La prima ondata di protesta iniziava l'1 ottobre con le manifestazioni a Baghdad, in piazza Tahrir, e in altre città del Sud del Paese, da Najaf a Bassora, a Nasiriyah e Al-Diwaniyah. Seguita dopo due settimane dalle manifestazioni che riprendevano il 25 ottobre con maggiore intensità fino a diventare rivolta contro il governo con la richiesta esplicita di dimissioni di Adel Abdul Mahdi e della scrittura di una nuova costituzione al posto di quella costituita sui blocchi etnico-religiosi e che prevede un capo di Stato curdo (con i curdi che sono tra il 15% e il 20% della popolazione), un premier sciita (il 60% degli iracheni) e un capo del parlamento sunnita (tra il 15% e il 20% della popolazione) e una spartizione del bilancio statale, diventata una sparizione di soldi che ha lasciato la popolazione senza servizi e assistenza.
Una situazione gestita in questo modo dai primi governi fantoccio messi in piedi dall'imperialismo americano a Baghdad e proseguita dai successivi, fino all'ultimo scaturito dalla elezioni del 12 maggio 2018. Il 56% degli elettori iracheni aveva disertato le urne e i restanti voti validi erano spartiti tra la coalizione Sairoun, “In cammino insieme”, formata dal movimento del religioso sciita Moqtada al-Sadr e dal Partito Comunista iracheno, dalla coalizione Fatah, “Conquista” guidata da Hadi al-Amiri, che riuniva le organizzazioni e le milizie sciite legate all’Iran e dalla coalizione Nasr, “Vittoria”, del premier uscente Haider al-Abadi. L'applicazione del sistema di spartizione delle cariche istituzionali si rivelava più complessa del solito e solo a cinque mesi di distanza, il 3 ottobre, il parlamento eleggeva come nuovo presidente il curdo Barham Salih del partito dell’Unione patriottica del Kurdistan (Puk) che a sua volta nominava come premier Adel Abdul Mahdi, un economista che nel suo lungo esilio in Francia, iniziato negli anni '70, era passato da membro di vertice del Partito Comunista Iracheno a convinto islamista filoiraniano fino a cambiare ancora e occupare cariche ministeriali a Baghdad nel 2004 e nel 2016 e il ruolo di uno dei Vice Presidenti tra il 2005 e il 2011.

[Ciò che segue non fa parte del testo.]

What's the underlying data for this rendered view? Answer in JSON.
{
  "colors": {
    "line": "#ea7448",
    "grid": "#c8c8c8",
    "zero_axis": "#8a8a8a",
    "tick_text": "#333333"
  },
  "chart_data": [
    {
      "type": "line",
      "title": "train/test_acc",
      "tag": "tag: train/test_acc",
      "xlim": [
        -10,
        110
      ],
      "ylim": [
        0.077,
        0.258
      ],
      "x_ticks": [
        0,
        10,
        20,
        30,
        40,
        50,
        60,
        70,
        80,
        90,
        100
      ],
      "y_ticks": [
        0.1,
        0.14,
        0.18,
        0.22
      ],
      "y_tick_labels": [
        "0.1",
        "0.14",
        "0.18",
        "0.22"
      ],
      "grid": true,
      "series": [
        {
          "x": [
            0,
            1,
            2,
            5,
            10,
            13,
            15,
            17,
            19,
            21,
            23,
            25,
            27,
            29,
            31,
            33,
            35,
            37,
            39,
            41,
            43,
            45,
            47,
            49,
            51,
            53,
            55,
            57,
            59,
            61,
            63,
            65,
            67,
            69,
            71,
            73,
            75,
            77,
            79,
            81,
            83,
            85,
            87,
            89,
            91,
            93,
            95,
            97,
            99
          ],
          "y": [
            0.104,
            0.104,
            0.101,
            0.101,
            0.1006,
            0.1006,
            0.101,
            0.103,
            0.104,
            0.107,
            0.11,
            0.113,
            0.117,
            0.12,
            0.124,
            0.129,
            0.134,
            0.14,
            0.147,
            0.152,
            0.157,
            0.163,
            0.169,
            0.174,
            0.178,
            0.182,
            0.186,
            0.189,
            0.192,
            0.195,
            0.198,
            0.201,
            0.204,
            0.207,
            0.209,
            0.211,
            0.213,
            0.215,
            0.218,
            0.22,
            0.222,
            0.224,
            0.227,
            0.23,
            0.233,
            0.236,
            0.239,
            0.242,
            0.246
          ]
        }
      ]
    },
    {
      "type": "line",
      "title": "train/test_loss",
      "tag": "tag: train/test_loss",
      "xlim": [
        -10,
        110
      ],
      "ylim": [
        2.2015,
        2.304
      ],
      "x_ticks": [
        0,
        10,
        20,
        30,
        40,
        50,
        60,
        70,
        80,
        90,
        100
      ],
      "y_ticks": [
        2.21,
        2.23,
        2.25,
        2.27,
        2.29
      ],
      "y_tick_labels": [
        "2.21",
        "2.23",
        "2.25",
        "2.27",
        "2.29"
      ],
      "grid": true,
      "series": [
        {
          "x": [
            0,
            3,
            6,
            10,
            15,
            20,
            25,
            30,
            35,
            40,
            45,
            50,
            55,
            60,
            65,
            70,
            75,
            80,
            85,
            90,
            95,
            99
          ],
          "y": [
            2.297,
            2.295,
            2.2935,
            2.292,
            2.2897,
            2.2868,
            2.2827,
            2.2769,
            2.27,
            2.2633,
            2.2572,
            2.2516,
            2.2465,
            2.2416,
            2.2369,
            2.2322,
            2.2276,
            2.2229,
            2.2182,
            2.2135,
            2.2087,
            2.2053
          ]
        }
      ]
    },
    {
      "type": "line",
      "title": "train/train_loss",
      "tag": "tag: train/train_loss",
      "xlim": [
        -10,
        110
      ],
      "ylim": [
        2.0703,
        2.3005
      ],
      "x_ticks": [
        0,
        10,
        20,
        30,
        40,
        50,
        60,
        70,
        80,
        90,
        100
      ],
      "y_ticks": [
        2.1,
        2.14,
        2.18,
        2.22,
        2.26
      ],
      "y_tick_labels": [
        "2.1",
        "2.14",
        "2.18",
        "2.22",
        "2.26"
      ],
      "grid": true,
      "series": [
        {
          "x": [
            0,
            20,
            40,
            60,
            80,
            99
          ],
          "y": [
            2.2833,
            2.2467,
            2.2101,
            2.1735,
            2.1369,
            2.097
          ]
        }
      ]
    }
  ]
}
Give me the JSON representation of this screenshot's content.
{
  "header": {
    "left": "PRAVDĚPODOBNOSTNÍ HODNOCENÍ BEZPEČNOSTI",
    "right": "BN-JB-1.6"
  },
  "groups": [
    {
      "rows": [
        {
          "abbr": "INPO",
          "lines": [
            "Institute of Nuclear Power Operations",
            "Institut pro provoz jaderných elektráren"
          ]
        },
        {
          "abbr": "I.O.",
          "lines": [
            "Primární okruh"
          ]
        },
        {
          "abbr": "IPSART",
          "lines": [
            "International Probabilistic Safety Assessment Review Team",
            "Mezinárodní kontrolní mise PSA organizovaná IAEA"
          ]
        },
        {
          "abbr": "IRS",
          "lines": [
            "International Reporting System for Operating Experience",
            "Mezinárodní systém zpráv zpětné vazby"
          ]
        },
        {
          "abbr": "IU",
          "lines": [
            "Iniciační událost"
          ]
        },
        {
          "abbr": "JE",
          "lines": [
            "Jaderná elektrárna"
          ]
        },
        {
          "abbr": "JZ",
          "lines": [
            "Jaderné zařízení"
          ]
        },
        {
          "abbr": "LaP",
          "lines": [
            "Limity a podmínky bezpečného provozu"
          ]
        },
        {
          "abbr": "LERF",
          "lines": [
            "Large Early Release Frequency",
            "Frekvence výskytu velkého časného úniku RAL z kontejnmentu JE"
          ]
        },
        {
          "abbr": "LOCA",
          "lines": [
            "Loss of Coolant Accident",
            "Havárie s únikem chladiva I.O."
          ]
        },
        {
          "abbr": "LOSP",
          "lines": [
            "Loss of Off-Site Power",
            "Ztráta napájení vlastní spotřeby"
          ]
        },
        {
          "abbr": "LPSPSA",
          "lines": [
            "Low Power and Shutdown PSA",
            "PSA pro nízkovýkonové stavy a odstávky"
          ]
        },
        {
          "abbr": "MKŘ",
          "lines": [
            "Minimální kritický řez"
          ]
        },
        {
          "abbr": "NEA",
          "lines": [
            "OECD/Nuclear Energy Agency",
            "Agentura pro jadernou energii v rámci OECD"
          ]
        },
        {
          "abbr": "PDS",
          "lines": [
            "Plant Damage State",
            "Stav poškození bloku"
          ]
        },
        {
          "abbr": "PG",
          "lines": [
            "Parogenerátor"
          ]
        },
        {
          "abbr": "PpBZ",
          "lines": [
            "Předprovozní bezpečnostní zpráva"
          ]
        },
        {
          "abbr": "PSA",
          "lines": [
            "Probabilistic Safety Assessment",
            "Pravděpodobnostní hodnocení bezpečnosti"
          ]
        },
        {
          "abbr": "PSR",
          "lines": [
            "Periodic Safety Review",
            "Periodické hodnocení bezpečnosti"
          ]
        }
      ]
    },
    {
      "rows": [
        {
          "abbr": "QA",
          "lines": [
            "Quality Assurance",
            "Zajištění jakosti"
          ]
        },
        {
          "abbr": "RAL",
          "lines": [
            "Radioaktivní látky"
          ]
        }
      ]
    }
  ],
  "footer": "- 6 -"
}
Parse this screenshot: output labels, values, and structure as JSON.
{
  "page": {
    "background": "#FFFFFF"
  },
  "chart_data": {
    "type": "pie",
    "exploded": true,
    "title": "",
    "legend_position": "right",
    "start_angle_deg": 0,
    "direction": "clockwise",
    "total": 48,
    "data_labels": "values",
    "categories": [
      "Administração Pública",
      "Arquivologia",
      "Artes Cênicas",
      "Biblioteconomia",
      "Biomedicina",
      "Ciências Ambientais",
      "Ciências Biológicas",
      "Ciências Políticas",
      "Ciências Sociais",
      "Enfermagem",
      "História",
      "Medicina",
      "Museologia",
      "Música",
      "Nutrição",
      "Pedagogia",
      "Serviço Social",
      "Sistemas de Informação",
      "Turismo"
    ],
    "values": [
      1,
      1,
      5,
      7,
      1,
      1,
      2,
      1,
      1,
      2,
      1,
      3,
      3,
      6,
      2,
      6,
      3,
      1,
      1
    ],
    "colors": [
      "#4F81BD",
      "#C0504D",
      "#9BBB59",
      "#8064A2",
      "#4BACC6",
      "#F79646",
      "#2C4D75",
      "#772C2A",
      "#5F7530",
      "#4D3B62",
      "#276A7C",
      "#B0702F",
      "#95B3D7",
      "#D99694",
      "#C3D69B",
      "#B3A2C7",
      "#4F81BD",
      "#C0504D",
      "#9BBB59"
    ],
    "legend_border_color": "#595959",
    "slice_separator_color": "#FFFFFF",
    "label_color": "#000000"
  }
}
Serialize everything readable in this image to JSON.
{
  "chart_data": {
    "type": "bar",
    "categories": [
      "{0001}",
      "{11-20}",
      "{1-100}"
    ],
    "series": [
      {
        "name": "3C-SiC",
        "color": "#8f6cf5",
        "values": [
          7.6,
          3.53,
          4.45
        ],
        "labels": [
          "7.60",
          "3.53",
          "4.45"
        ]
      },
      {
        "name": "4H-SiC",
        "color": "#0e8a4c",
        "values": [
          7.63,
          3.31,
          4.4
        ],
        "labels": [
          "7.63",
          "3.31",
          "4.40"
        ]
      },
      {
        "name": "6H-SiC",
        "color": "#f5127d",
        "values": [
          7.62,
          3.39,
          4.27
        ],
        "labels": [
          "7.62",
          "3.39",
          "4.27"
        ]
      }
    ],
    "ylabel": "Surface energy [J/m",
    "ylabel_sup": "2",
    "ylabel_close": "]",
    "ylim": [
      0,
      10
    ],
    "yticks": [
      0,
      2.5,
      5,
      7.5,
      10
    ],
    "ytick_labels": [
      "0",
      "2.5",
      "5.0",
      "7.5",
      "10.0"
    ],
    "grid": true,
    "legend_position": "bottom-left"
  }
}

Il suo governo si è confermato come i precedenti e già nel luglio 2019 partiva una ondata di manifestazioni scatenate dalle continue interruzioni dell'energia elettrica. Abdul-Mahdi annunciava un nuovo programma di riforme e prometteva la sostituzione di alcuni ministri, tra i quali quelli di Interni, Difesa e Petrolio. Non cambiava nulla e le proteste ripartivano a ottobre con le manifestazioni per il lavoro di laureati davanti gli uffici del primo ministro a Baghdad e respinti dai cannoni ad acqua della polizia.
Registriamo che in alcune manifestazioni a Baghdad i dimostranti hanno cantato Bella ciao, la canzone popolare simbolo della lotta partigiana in Italia, che recentemente è risuonata in tante lotte da Hong Kong al Cile, dal Libano a Barcellona, fino all'Iraq. La canzone è stata maggiormente diffusa a livello internazionale quando è divenuta la colonna sonora delle battaglie in difesa del clima iniziate coi Fridays For Future nel marzo scorso. Il video diffuso sulla rete, che propagandava le iniziative programmate per il 15 marzo, era stato realizzato nel settembre del 2012 in Belgio in occasione dell’evento Sing for the climate, una delle prime manifestazioni di massa contro i cambiamenti climatici a cui parteciparono quasi 400 mila manifestanti. La clip di Do It Now, “Fallo ora”, mostra un coro di manifestanti che sulle note di Bella ciao canta: “dobbiamo svegliarci, dobbiamo aprire gli occhi, dobbiamo farlo ora. Dobbiamo costruire un futuro migliore, e dobbiamo iniziare ora”. La canzone è diventata l'inno per l'ambiente e Bella ciao ha conosciuto una popolarità che l'ha rilanciata come inno di lotta nelle diverse manifestazioni dopo che in Italia, e non solo, era sempre cantata nelle piazza come simbolo di contrasto al rinascente nazi-fascismo.